In par. 11 of the Regulation on the KPiR, there is a provision that the records should be kept in a reliable and non-defective manner. What does this mean exactly? Well, the tax book of revenues and expenses is considered reliable if the entries made in it reflect the actual state of affairs. The regulations (par. 11 (4) of the regulation) specify many exceptions to this rule, which means that not every error is automatically associated with unreliable records.


Par. 11 sec. 4 of the Regulation on the KPiR

“A book is also considered reliable when:

1) the unwritten or incorrectly entered amounts of revenue do not exceed a total of 0.5% of the revenue shown in the book for a given tax year or revenue shown in the tax year until the date on which the head of the tax office or the tax inspection authority found these errors, or

2) the lack of appropriate entries is related to an accident or random event that prevented the taxpayer from keeping the book, or

3) errors resulted in an increase in the amount of the tax base, with the exception of errors consisting in failure to disclose or lowering the cost of purchasing basic materials, commercial goods and labor costs, or

4) the taxpayer completed the entries or corrected incorrect entries in the book before the commencement of the inspection by the head of the tax office or by the tax inspection authority, or

5) incorrect entries are the result of an obvious mistake, and the taxpayer has accounting evidence that meets the conditions referred to in § 12 section 3. "


The revenue and expense ledger, which:

  • it contains an entry about an event that did not actually take place (e.g. based on the so-called blank invoice),
  • it does not contain an entry about an event that actually occurred (e.g. non-disclosure of a part of the turnover),
  • it includes amounts other than actual amounts (e.g. understated turnover).

According to the second condition - the defectiveness of the KPiR - it should be conducted on the basis of the provisions of the regulation and explanations to the book model. Records which contain formal errors, such as failure to keep the form in the form of the KPiR in the form, lack of numbering of individual cards, or lack of chronology are considered defective.

Principles of keeping the KPiR - what is the penalty for defectiveness and unreliability?

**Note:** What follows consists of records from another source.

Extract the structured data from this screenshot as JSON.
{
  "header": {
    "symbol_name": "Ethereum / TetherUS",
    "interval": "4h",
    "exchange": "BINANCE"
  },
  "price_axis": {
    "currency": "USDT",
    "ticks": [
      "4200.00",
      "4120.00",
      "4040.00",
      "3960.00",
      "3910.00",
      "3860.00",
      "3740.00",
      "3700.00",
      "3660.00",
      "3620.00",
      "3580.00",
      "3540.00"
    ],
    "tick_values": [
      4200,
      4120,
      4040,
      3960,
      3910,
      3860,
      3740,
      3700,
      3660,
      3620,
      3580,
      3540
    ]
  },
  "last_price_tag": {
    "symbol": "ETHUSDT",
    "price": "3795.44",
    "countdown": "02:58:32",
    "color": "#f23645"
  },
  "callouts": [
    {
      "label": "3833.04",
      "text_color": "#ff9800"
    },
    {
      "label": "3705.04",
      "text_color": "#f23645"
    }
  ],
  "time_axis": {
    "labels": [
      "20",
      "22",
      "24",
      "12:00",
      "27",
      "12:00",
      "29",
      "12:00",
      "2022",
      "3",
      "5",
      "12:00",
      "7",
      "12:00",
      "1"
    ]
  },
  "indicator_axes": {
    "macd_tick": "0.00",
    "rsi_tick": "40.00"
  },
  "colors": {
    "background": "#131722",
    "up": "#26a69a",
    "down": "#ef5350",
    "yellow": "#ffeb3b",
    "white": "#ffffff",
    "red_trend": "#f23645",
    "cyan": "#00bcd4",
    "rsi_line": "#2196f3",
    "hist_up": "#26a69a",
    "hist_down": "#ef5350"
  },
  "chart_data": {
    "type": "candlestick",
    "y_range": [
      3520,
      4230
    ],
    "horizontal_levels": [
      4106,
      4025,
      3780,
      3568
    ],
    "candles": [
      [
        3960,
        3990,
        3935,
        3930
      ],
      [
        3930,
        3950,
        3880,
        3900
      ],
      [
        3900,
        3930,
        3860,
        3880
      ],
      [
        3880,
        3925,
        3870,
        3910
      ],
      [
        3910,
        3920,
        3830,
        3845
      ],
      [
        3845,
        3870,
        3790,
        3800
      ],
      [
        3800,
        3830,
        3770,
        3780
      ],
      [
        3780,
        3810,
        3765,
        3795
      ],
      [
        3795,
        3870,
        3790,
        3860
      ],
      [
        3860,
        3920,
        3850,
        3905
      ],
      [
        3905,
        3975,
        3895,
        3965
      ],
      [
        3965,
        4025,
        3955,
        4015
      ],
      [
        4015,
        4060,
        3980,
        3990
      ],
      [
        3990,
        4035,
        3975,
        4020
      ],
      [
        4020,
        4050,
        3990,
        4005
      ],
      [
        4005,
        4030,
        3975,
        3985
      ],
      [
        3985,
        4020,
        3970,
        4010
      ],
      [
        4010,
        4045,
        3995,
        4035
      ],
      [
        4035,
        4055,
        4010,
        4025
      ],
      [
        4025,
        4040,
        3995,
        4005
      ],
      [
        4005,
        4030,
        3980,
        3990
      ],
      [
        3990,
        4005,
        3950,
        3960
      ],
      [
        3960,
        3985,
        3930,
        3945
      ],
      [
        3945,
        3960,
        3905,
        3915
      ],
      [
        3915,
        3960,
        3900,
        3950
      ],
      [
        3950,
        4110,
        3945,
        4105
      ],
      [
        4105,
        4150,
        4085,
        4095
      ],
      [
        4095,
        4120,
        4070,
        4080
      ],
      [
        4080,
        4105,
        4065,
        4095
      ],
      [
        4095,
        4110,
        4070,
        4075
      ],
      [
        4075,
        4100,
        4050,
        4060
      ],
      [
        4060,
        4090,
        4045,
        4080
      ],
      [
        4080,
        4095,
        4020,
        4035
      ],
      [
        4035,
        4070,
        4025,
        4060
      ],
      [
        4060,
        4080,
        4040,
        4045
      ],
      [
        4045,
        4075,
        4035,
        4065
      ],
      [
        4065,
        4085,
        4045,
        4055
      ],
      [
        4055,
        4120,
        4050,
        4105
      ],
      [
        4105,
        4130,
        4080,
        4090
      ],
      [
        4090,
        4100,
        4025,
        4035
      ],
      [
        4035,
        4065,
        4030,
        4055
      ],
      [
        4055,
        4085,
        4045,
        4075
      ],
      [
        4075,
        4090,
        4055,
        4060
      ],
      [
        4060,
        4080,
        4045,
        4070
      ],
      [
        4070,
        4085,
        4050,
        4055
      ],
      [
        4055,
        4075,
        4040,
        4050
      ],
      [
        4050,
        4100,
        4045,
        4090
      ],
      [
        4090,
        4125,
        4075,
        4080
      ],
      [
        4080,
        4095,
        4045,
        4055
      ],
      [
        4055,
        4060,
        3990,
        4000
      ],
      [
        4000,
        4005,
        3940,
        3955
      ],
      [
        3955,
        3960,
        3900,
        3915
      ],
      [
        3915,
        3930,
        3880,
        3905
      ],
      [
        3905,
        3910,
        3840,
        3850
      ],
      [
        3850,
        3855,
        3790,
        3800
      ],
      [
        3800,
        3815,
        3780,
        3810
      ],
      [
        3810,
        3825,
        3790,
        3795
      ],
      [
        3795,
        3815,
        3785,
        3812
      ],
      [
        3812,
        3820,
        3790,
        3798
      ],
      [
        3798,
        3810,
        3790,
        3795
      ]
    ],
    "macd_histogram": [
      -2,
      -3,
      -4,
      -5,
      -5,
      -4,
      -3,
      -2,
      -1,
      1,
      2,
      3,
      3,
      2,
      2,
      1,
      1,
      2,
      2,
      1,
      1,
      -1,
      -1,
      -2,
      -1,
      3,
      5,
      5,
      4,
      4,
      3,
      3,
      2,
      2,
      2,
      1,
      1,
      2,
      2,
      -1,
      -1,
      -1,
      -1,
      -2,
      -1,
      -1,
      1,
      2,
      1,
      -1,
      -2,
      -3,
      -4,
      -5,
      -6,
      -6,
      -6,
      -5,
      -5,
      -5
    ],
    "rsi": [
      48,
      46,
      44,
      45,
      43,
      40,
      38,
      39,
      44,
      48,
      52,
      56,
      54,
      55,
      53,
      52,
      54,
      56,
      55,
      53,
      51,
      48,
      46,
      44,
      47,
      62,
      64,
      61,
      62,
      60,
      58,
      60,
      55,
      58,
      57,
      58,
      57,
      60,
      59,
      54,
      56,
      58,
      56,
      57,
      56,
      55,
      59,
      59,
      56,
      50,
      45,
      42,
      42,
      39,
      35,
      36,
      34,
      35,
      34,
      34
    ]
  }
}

The main effect of the unreliability or defectiveness of the book of revenues and expenditures is the rejection by the tax authorities of its evidential value in tax proceedings. As far as failure to meet the condition of fairness is concerned, it is a qualified act pursuant to Art. 61 par. 1 of the Fiscal Penal Code as a fiscal offense punishable by a fine of up to 240 daily rates.

On the other hand, the defectiveness of the book qualifies as a fiscal offense, therefore failure to comply with this obligation is subject to a much lower penalty. It can take the form of a fine of between 1/10 and 20 of the minimum wage or a mandate of up to twice the wage.

Moreover, the rejection of the revenue and expense ledger may turn out to be very unfavorable for the taxpayer, because in such a situation the tax authority has the right to determine the taxpayer's tax base by estimating (based on the methods indicated in Article 23 of the Tax Code).